“The Art of War” through Customer Loyalty


Loyalty programs come in many forms, tiers and degrees of effectiveness, as competing brands battle it out to retain customers and capture a larger piece of their discretionary spend. To complicate matters, the competitive landscape between companies is evolving like never before due to readily available product and service reviews, mobile advertising, and the sphere of influence through social media. With Cisco and other technology leaders predicting more than four-fold growth in global Internet traffic between 2010-2015 and mobile devices emerging as the primary means to “connect”, it is imperative that marketing departments incorporate real-time operationalized feedback programs if they are to stay abreast of dissatisfaction drivers and retain customers . For many companies, this is a paradigm shift from lagging survey research of a certain moment to actionable feedback at the “decisive moment”.

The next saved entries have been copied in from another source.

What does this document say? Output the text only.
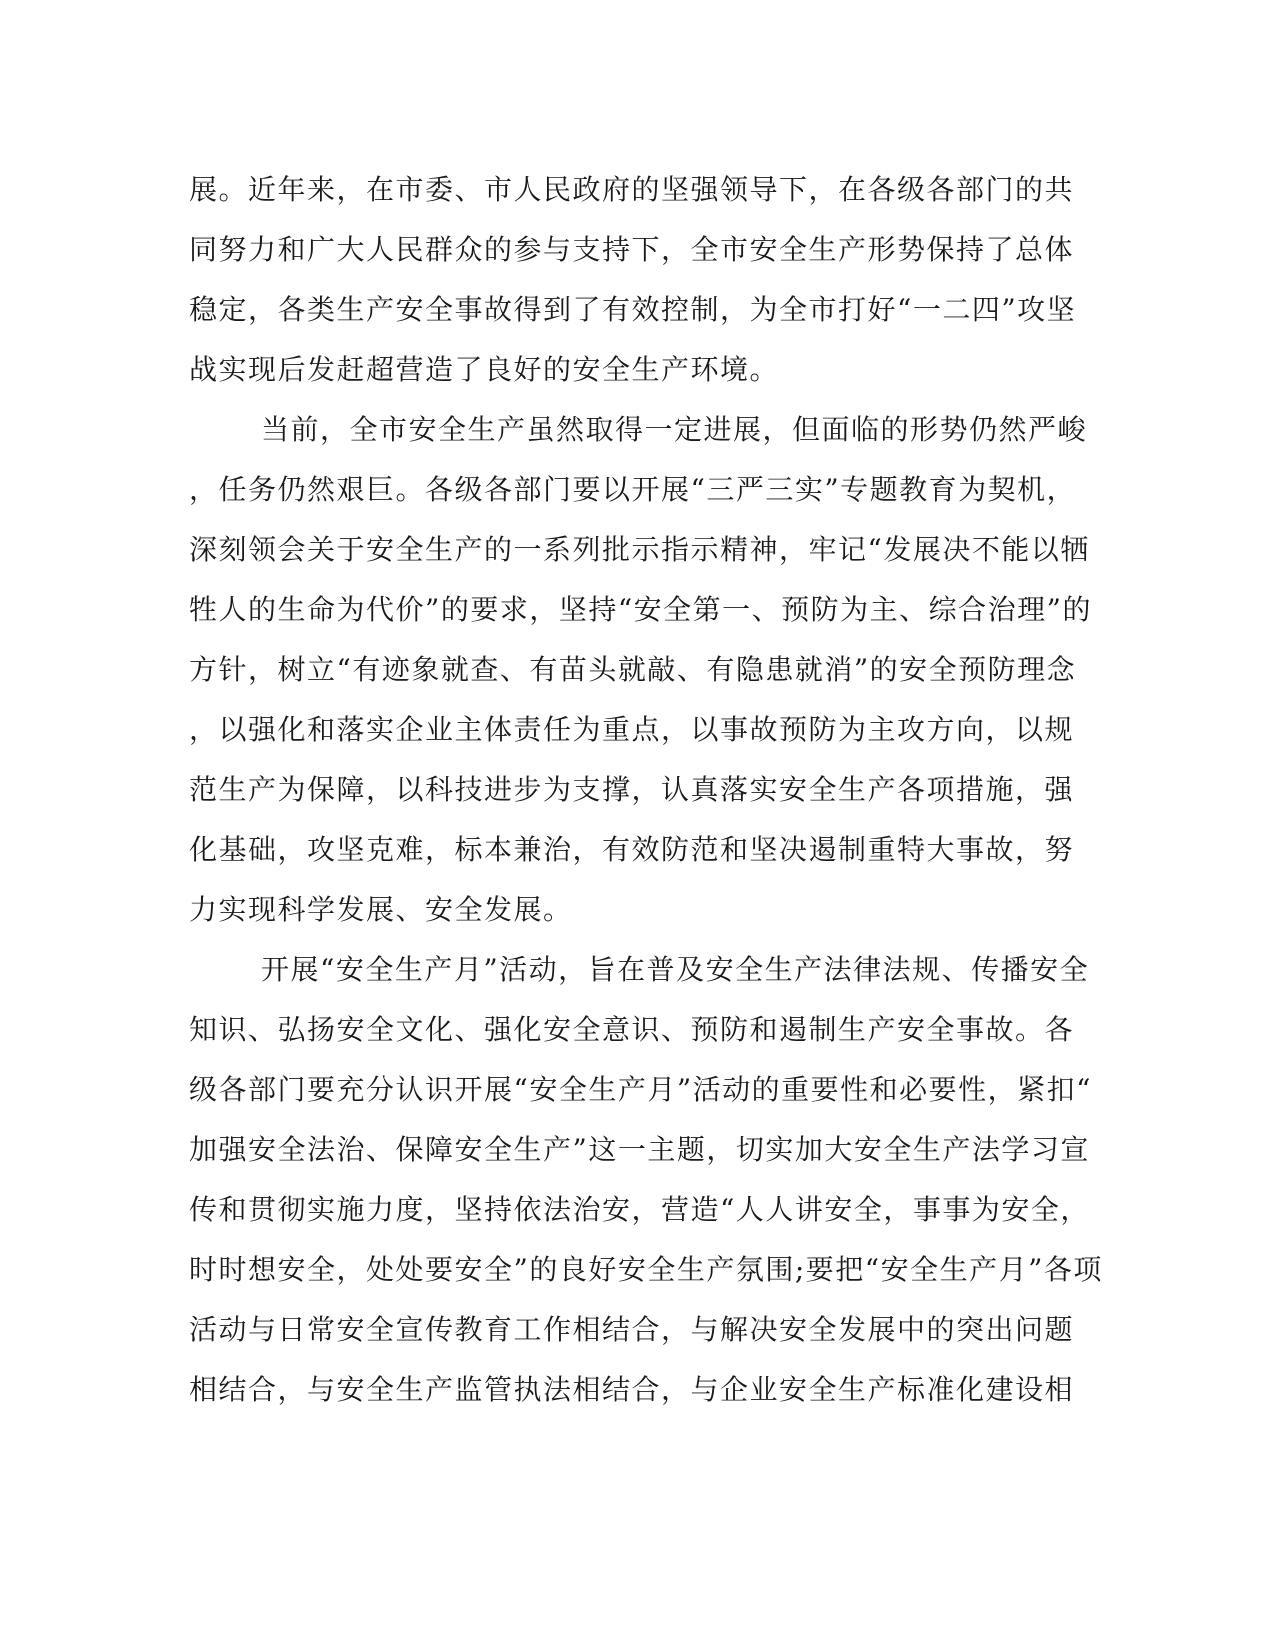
展。近年来，在市委、市人民政府的坚强领导下，在各级各部门的共
同努力和广大人民群众的参与支持下，全市安全生产形势保持了总体
稳定，各类生产安全事故得到了有效控制，为全市打好“一二四”攻坚
战实现后发赶超营造了良好的安全生产环境。
当前，全市安全生产虽然取得一定进展，但面临的形势仍然严峻
，任务仍然艰巨。各级各部门要以开展“三严三实”专题教育为契机，
深刻领会关于安全生产的一系列批示指示精神，牢记“发展决不能以牺
牲人的生命为代价”的要求，坚持“安全第一、预防为主、综合治理”的
方针，树立“有迹象就查、有苗头就敲、有隐患就消”的安全预防理念
，以强化和落实企业主体责任为重点，以事故预防为主攻方向，以规
范生产为保障，以科技进步为支撑，认真落实安全生产各项措施，强
化基础，攻坚克难，标本兼治，有效防范和坚决遏制重特大事故，努
力实现科学发展、安全发展。
开展“安全生产月”活动，旨在普及安全生产法律法规、传播安全
知识、弘扬安全文化、强化安全意识、预防和遏制生产安全事故。各
级各部门要充分认识开展“安全生产月”活动的重要性和必要性，紧扣“
加强安全法治、保障安全生产”这一主题，切实加大安全生产法学习宣
传和贯彻实施力度，坚持依法治安，营造“人人讲安全，事事为安全，
时时想安全，处处要安全”的良好安全生产氛围;要把“安全生产月”各项
活动与日常安全宣传教育工作相结合，与解决安全发展中的突出问题
相结合，与安全生产监管执法相结合，与企业安全生产标准化建设相
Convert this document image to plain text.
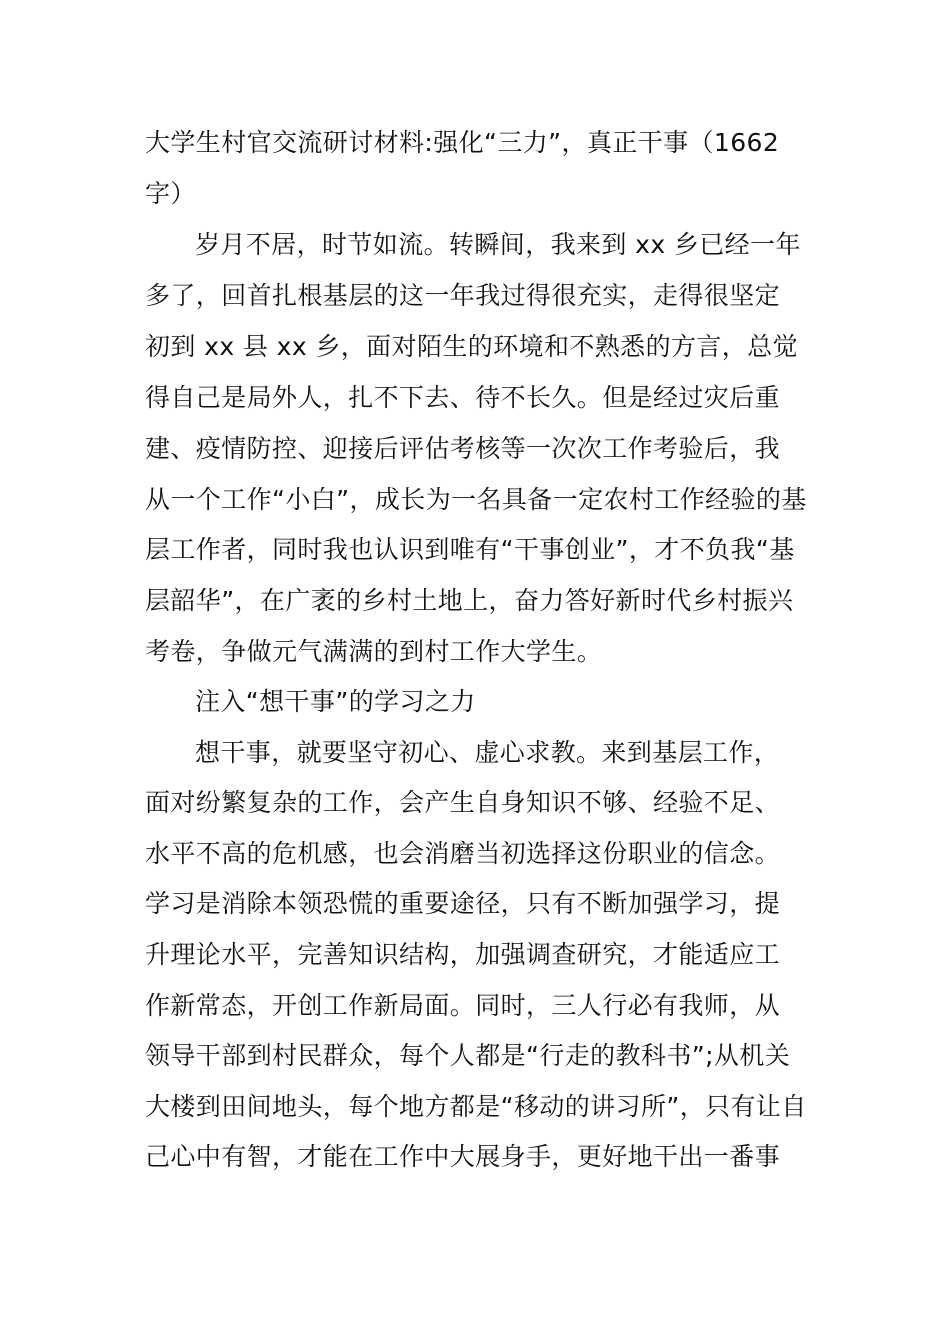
大学生村官交流研讨材料:强化“三力”，真正干事（1662
字）
岁月不居，时节如流。转瞬间，我来到 xx 乡已经一年
多了，回首扎根基层的这一年我过得很充实，走得很坚定
初到 xx 县 xx 乡，面对陌生的环境和不熟悉的方言，总觉
得自己是局外人，扎不下去、待不长久。但是经过灾后重
建、疫情防控、迎接后评估考核等一次次工作考验后，我
从一个工作“小白”，成长为一名具备一定农村工作经验的基
层工作者，同时我也认识到唯有“干事创业”，才不负我“基
层韶华”，在广袤的乡村土地上，奋力答好新时代乡村振兴
考卷，争做元气满满的到村工作大学生。
注入“想干事”的学习之力
想干事，就要坚守初心、虚心求教。来到基层工作，
面对纷繁复杂的工作，会产生自身知识不够、经验不足、
水平不高的危机感，也会消磨当初选择这份职业的信念。
学习是消除本领恐慌的重要途径，只有不断加强学习，提
升理论水平，完善知识结构，加强调查研究，才能适应工
作新常态，开创工作新局面。同时，三人行必有我师，从
领导干部到村民群众，每个人都是“行走的教科书”;从机关
大楼到田间地头，每个地方都是“移动的讲习所”，只有让自
己心中有智，才能在工作中大展身手，更好地干出一番事
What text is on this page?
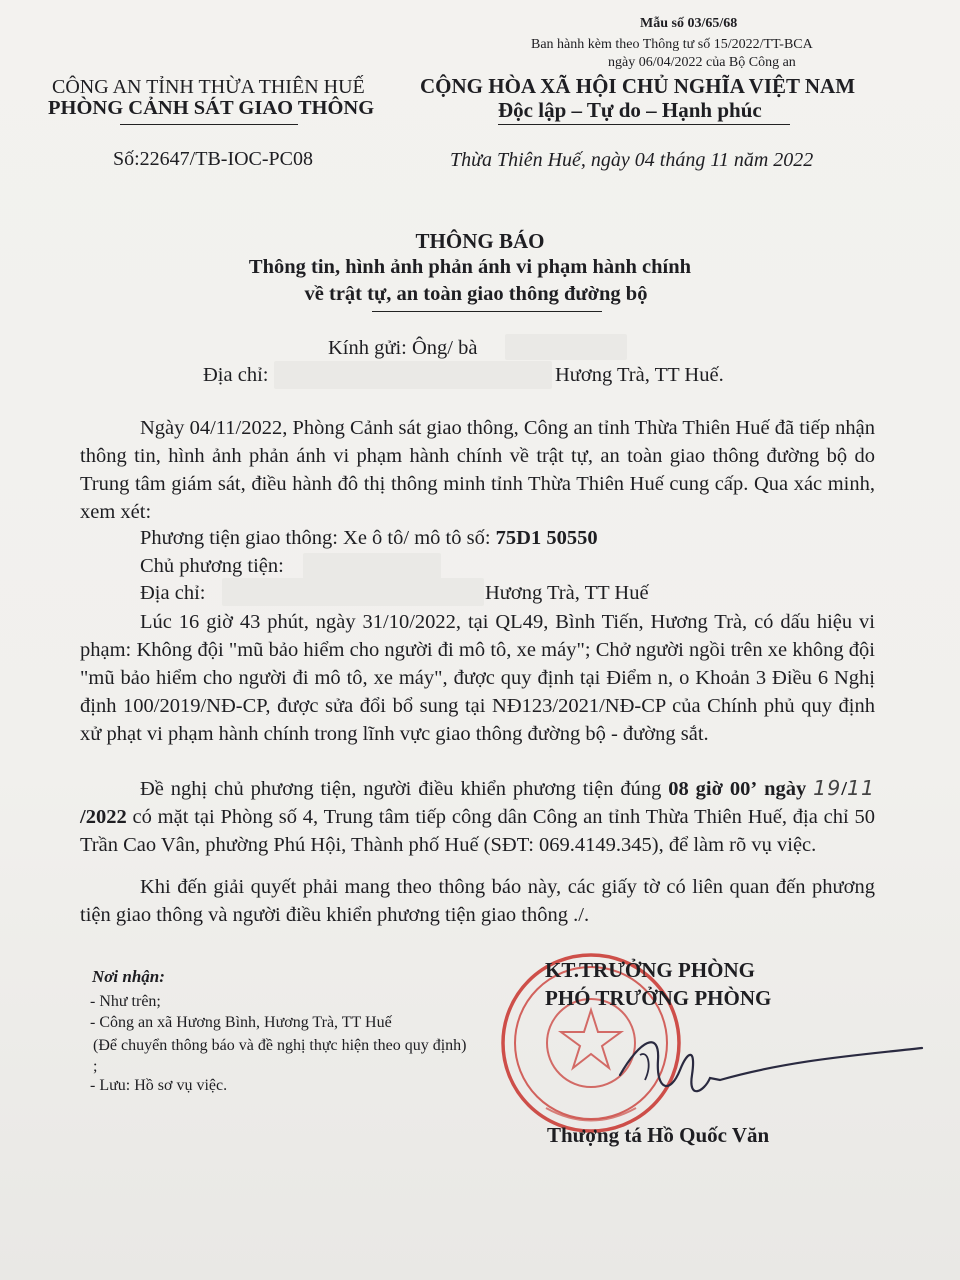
Mẫu số 03/65/68
Ban hành kèm theo Thông tư số 15/2022/TT-BCA
ngày 06/04/2022 của Bộ Công an
CÔNG AN TỈNH THỪA THIÊN HUẾ
PHÒNG CẢNH SÁT GIAO THÔNG
Số:22647/TB-IOC-PC08
CỘNG HÒA XÃ HỘI CHỦ NGHĨA VIỆT NAM
Độc lập – Tự do – Hạnh phúc
Thừa Thiên Huế, ngày 04 tháng 11 năm 2022
THÔNG BÁO
Thông tin, hình ảnh phản ánh vi phạm hành chính
về trật tự, an toàn giao thông đường bộ
Kính gửi: Ông/ bà
Địa chỉ:	Hương Trà, TT Huế.
Ngày 04/11/2022, Phòng Cảnh sát giao thông, Công an tỉnh Thừa Thiên Huế đã tiếp nhận thông tin, hình ảnh phản ánh vi phạm hành chính về trật tự, an toàn giao thông đường bộ do Trung tâm giám sát, điều hành đô thị thông minh tỉnh Thừa Thiên Huế cung cấp. Qua xác minh, xem xét:
Phương tiện giao thông: Xe ô tô/ mô tô số: 75D1 50550
Chủ phương tiện:
Địa chỉ:	Hương Trà, TT Huế
Lúc 16 giờ 43 phút, ngày 31/10/2022, tại QL49, Bình Tiến, Hương Trà, có dấu hiệu vi phạm: Không đội "mũ bảo hiểm cho người đi mô tô, xe máy"; Chở người ngồi trên xe không đội "mũ bảo hiểm cho người đi mô tô, xe máy", được quy định tại Điểm n, o Khoản 3 Điều 6 Nghị định 100/2019/NĐ-CP, được sửa đổi bổ sung tại NĐ123/2021/NĐ-CP của Chính phủ quy định xử phạt vi phạm hành chính trong lĩnh vực giao thông đường bộ - đường sắt.
Đề nghị chủ phương tiện, người điều khiển phương tiện đúng 08 giờ 00’ ngày 19/11 /2022 có mặt tại Phòng số 4, Trung tâm tiếp công dân Công an tỉnh Thừa Thiên Huế, địa chỉ 50 Trần Cao Vân, phường Phú Hội, Thành phố Huế (SĐT: 069.4149.345), để làm rõ vụ việc.
Khi đến giải quyết phải mang theo thông báo này, các giấy tờ có liên quan đến phương tiện giao thông và người điều khiển phương tiện giao thông ./.
Nơi nhận:
- Như trên;
- Công an xã Hương Bình, Hương Trà, TT Huế
(Để chuyển thông báo và đề nghị thực hiện theo quy định) ;
- Lưu: Hồ sơ vụ việc.
KT.TRƯỞNG PHÒNG
PHÓ TRƯỞNG PHÒNG
Thượng tá Hồ Quốc Văn
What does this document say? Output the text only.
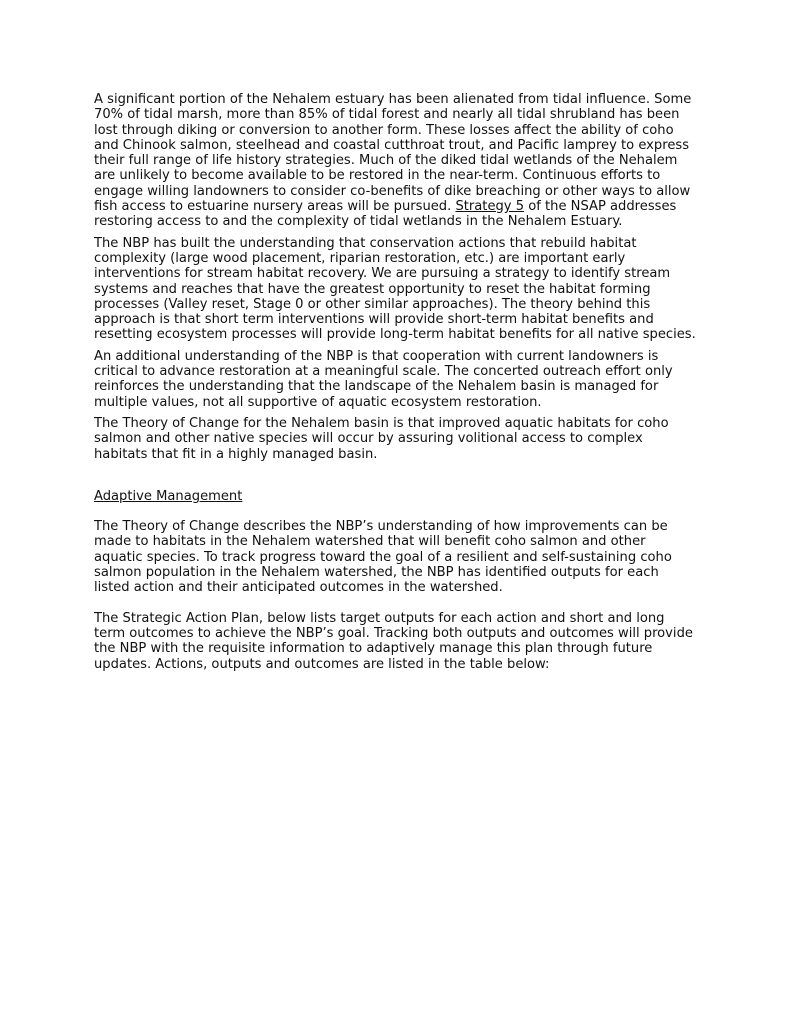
A significant portion of the Nehalem estuary has been alienated from tidal influence. Some 70% of tidal marsh, more than 85% of tidal forest and nearly all tidal shrubland has been lost through diking or conversion to another form. These losses affect the ability of coho and Chinook salmon, steelhead and coastal cutthroat trout, and Pacific lamprey to express their full range of life history strategies. Much of the diked tidal wetlands of the Nehalem are unlikely to become available to be restored in the near-term. Continuous efforts to engage willing landowners to consider co-benefits of dike breaching or other ways to allow fish access to estuarine nursery areas will be pursued. Strategy 5 of the NSAP addresses restoring access to and the complexity of tidal wetlands in the Nehalem Estuary.

The NBP has built the understanding that conservation actions that rebuild habitat complexity (large wood placement, riparian restoration, etc.) are important early interventions for stream habitat recovery. We are pursuing a strategy to identify stream systems and reaches that have the greatest opportunity to reset the habitat forming processes (Valley reset, Stage 0 or other similar approaches). The theory behind this approach is that short term interventions will provide short-term habitat benefits and resetting ecosystem processes will provide long-term habitat benefits for all native species.

An additional understanding of the NBP is that cooperation with current landowners is critical to advance restoration at a meaningful scale. The concerted outreach effort only reinforces the understanding that the landscape of the Nehalem basin is managed for multiple values, not all supportive of aquatic ecosystem restoration.

The Theory of Change for the Nehalem basin is that improved aquatic habitats for coho salmon and other native species will occur by assuring volitional access to complex habitats that fit in a highly managed basin.

Adaptive Management

The Theory of Change describes the NBP’s understanding of how improvements can be made to habitats in the Nehalem watershed that will benefit coho salmon and other aquatic species. To track progress toward the goal of a resilient and self-sustaining coho salmon population in the Nehalem watershed, the NBP has identified outputs for each listed action and their anticipated outcomes in the watershed.

The Strategic Action Plan, below lists target outputs for each action and short and long term outcomes to achieve the NBP’s goal. Tracking both outputs and outcomes will provide the NBP with the requisite information to adaptively manage this plan through future updates. Actions, outputs and outcomes are listed in the table below:
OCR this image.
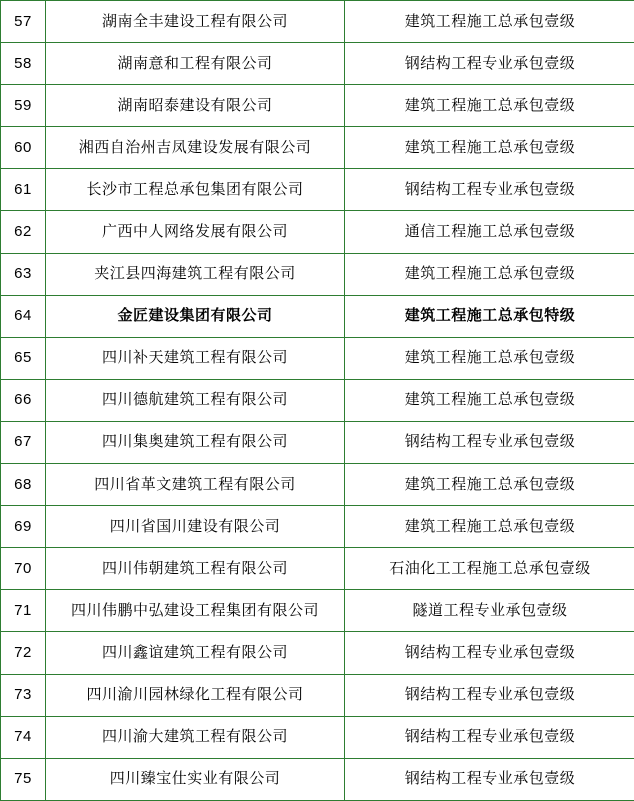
57	湖南全丰建设工程有限公司	建筑工程施工总承包壹级
58	湖南意和工程有限公司	钢结构工程专业承包壹级
59	湖南昭泰建设有限公司	建筑工程施工总承包壹级
60	湘西自治州吉凤建设发展有限公司	建筑工程施工总承包壹级
61	长沙市工程总承包集团有限公司	钢结构工程专业承包壹级
62	广西中人网络发展有限公司	通信工程施工总承包壹级
63	夹江县四海建筑工程有限公司	建筑工程施工总承包壹级
64	金匠建设集团有限公司	建筑工程施工总承包特级
65	四川补天建筑工程有限公司	建筑工程施工总承包壹级
66	四川德航建筑工程有限公司	建筑工程施工总承包壹级
67	四川集奥建筑工程有限公司	钢结构工程专业承包壹级
68	四川省革文建筑工程有限公司	建筑工程施工总承包壹级
69	四川省国川建设有限公司	建筑工程施工总承包壹级
70	四川伟朝建筑工程有限公司	石油化工工程施工总承包壹级
71	四川伟鹏中弘建设工程集团有限公司	隧道工程专业承包壹级
72	四川鑫谊建筑工程有限公司	钢结构工程专业承包壹级
73	四川渝川园林绿化工程有限公司	钢结构工程专业承包壹级
74	四川渝大建筑工程有限公司	钢结构工程专业承包壹级
75	四川臻宝仕实业有限公司	钢结构工程专业承包壹级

A 2011 Haas School of Business faculty paper titled Customer Loyalty Programs: Best Practices suggests a positive customer experience as one key characteristic amongst good loyalty programs; furthermore, a “materially” different experience should be delivered to the top-tier program members. Assuming only a small percentage receive the privilege of a “materially” different experience through elite loyalty programs, then loyalty within the customer majority depends heavily on exceptional service at each touchpoint, rapid issue resolution and positive influence through indirect channels, such as social media and distribution partners. McKinsey & Co., a leader at helping businesses solve strategic challenges, has found several leading companies needing a renewed interest in customer retention and consistent customer experience between touchpoints…should they wish to maintain year-over-year profitable growth. McKinsey’s Organizational Health Index tracks organizational elements that drive financial performance, including customer experience. By capturing and interpreting quality feedback from the customer majority (through census polling) at the “decisive moment”, companies can implement measures for continuous improvement in areas affecting loyalty – from frontline employee engagement to brand impact between touchpoints to improvements in operational and sales performance to negative sentiment reduction across social media sites.

It is no surprise that improvement in loyalty cannot be accomplished without action, hence the importance of a partner like NICE Fizzback with the enterprise-wide expertise, process and multi-channel technology that enable companies seeking significant reduction in customer churn, leading gains in satisfaction, brand promoter growth, improvement in cross-sell rates and more. As an example, analysis of customer verbatim feedback and instant routing of alerts helped a major shipping company identify a competitive gap in packaging options, generate new sales revenue and rescue dissatisfied customers before defecting. Following resolution of this issue and others over time, the resurvey process revealed an increase in “likelihood to recommend” and better overall brand experience between touchpoints. Understanding and taking action against the drivers of dissatisfaction not only leads to “game changing” results now; the integration of real-time operationalized feedback with CRM systems helps sales management to predict subsequent behavior in the customer journey, target for promotional events and capture more discretionary spend.